Zhang Xiaolei, Ma Renjun
Pan-Asia Business School, Yunnan Normal University, Kunming, People's Republic of China.
Department of Mathematics and Statistics, University of New Brunswick, Fredericton, Canada.
J Appl Stat. 2021 Oct 12;50(11-12):2561-2574. doi: 10.1080/02664763.2021.1976119. eCollection 2023.
Autoregressive Integrated Moving Average (ARIMA) models have been widely used to forecast and model the development of various infectious diseases including COVID-19 outbreaks; however, such use of ARIMA models does not respect the count nature of the pandemic development data. For example, the daily COVID-19 death count series data for Canada and the United States (USA) are generally skewed with lots of low counts. In addition, there are generally waved patterns with turning points influenced by government major interventions against the spread of COVID-19 during different periods and seasons. In this study, we propose a novel combination of the segmented Poisson model and ARIMA models to handle these features and correlation structures in a two-stage process. The first stage of this process is a generalization of trend analysis of time series data. Our approach is illustrated with forecasting and modeling of daily COVID-19 death count series data for Canada and the USA.

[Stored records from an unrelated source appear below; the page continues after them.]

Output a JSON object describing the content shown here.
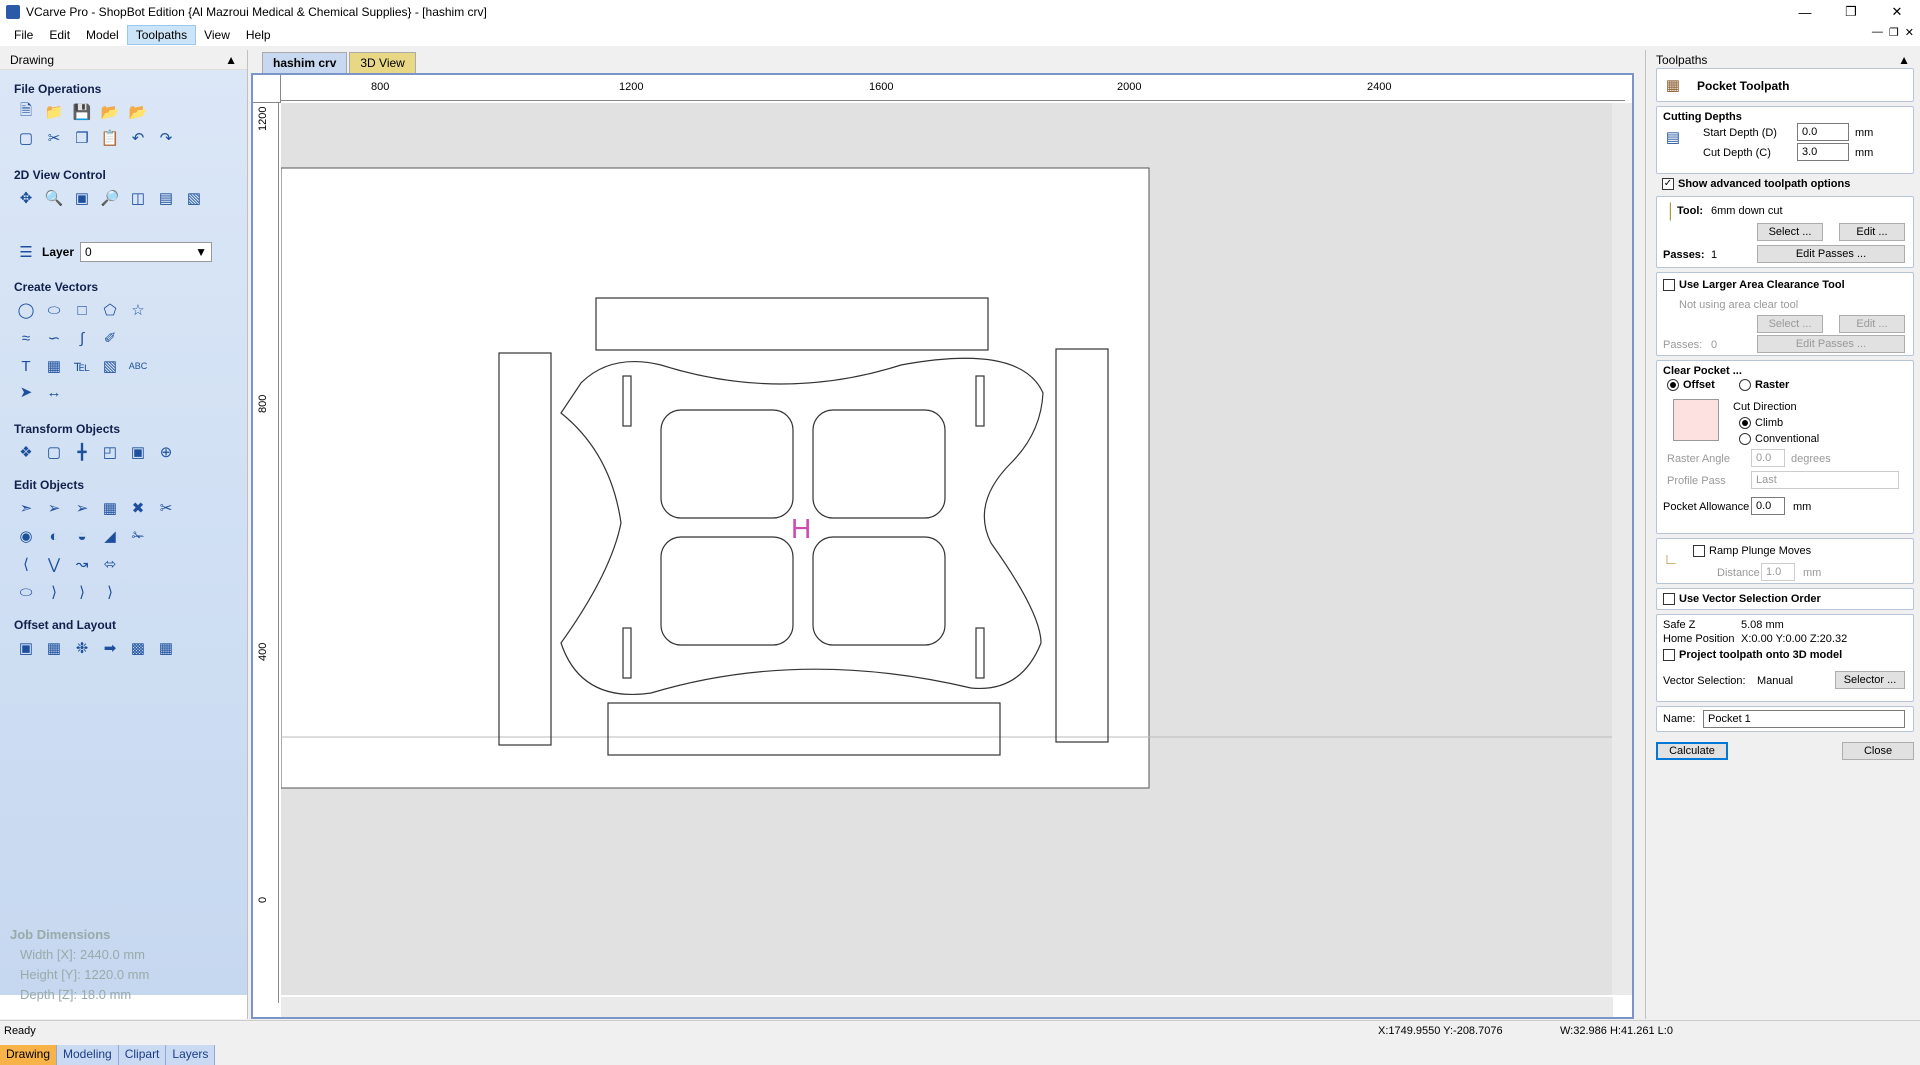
{
  "window": {
    "title": "VCarve Pro - ShopBot Edition {Al Mazroui Medical & Chemical Supplies} - [hashim crv]"
  },
  "menu": [
    "File",
    "Edit",
    "Model",
    "Toolpaths",
    "View",
    "Help"
  ],
  "left_panel": {
    "header": "Drawing",
    "sections": {
      "file_ops": "File Operations",
      "view_control": "2D View Control",
      "layer": "Layer",
      "layer_value": "0",
      "create_vectors": "Create Vectors",
      "transform": "Transform Objects",
      "edit": "Edit Objects",
      "offset": "Offset and Layout"
    },
    "job_dimensions": {
      "heading": "Job Dimensions",
      "width": "Width  [X]: 2440.0 mm",
      "height": "Height [Y]: 1220.0 mm",
      "depth": "Depth  [Z]: 18.0 mm"
    },
    "tabs": [
      "Drawing",
      "Modeling",
      "Clipart",
      "Layers"
    ]
  },
  "doc_tabs": [
    "hashim crv",
    "3D View"
  ],
  "rulers": {
    "h": [
      "800",
      "1200",
      "1600",
      "2000",
      "2400"
    ],
    "v": [
      "1200",
      "800",
      "400",
      "0"
    ]
  },
  "right_panel": {
    "header": "Toolpaths",
    "title": "Pocket Toolpath",
    "cutting_depths": "Cutting Depths",
    "start_depth_label": "Start Depth (D)",
    "start_depth": "0.0",
    "cut_depth_label": "Cut Depth (C)",
    "cut_depth": "3.0",
    "unit": "mm",
    "show_advanced": "Show advanced toolpath options",
    "tool_label": "Tool:",
    "tool_name": "6mm down cut",
    "select_btn": "Select ...",
    "edit_btn": "Edit ...",
    "passes_label": "Passes:",
    "passes": "1",
    "edit_passes_btn": "Edit Passes ...",
    "larger_area": "Use Larger Area Clearance Tool",
    "not_using": "Not using area clear tool",
    "passes2": "0",
    "clear_pocket": "Clear Pocket ...",
    "offset": "Offset",
    "raster": "Raster",
    "cut_direction": "Cut Direction",
    "climb": "Climb",
    "conventional": "Conventional",
    "raster_angle_label": "Raster Angle",
    "raster_angle": "0.0",
    "degrees": "degrees",
    "profile_pass_label": "Profile Pass",
    "profile_pass": "Last",
    "pocket_allowance_label": "Pocket Allowance",
    "pocket_allowance": "0.0",
    "ramp": "Ramp Plunge Moves",
    "distance_label": "Distance",
    "distance": "1.0",
    "vector_order": "Use Vector Selection Order",
    "safe_z_label": "Safe Z",
    "safe_z": "5.08 mm",
    "home_label": "Home Position",
    "home": "X:0.00 Y:0.00 Z:20.32",
    "project": "Project toolpath onto 3D model",
    "vector_sel_label": "Vector Selection:",
    "vector_sel": "Manual",
    "selector_btn": "Selector ...",
    "name_label": "Name:",
    "name_value": "Pocket 1",
    "calculate": "Calculate",
    "close": "Close"
  },
  "status": {
    "ready": "Ready",
    "coords": "X:1749.9550 Y:-208.7076",
    "size": "W:32.986  H:41.261  L:0"
  },
  "colors": {
    "accent": "#f7b347",
    "panel": "#c6d8f0",
    "frame": "#7c95c9"
  }
}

自回归积分移动平均(ARIMA)模型已被广泛用于预测和模拟包括新冠疫情在内的各种传染病的发展;然而,ARIMA模型的这种使用方式没有考虑到大流行发展数据的计数性质。例如,加拿大和美国的每日新冠死亡病例计数序列数据通常存在大量低计数,呈偏态分布。此外,不同时期和季节受政府针对新冠疫情传播的重大干预措施影响,数据通常呈现波动模式并有转折点。在本研究中,我们提出了一种分段泊松模型和ARIMA模型的新颖组合,以在两阶段过程中处理这些特征和相关结构。此过程的第一阶段是时间序列数据趋势分析的推广。我们通过对加拿大和美国的每日新冠死亡病例计数序列数据进行预测和建模来说明我们的方法。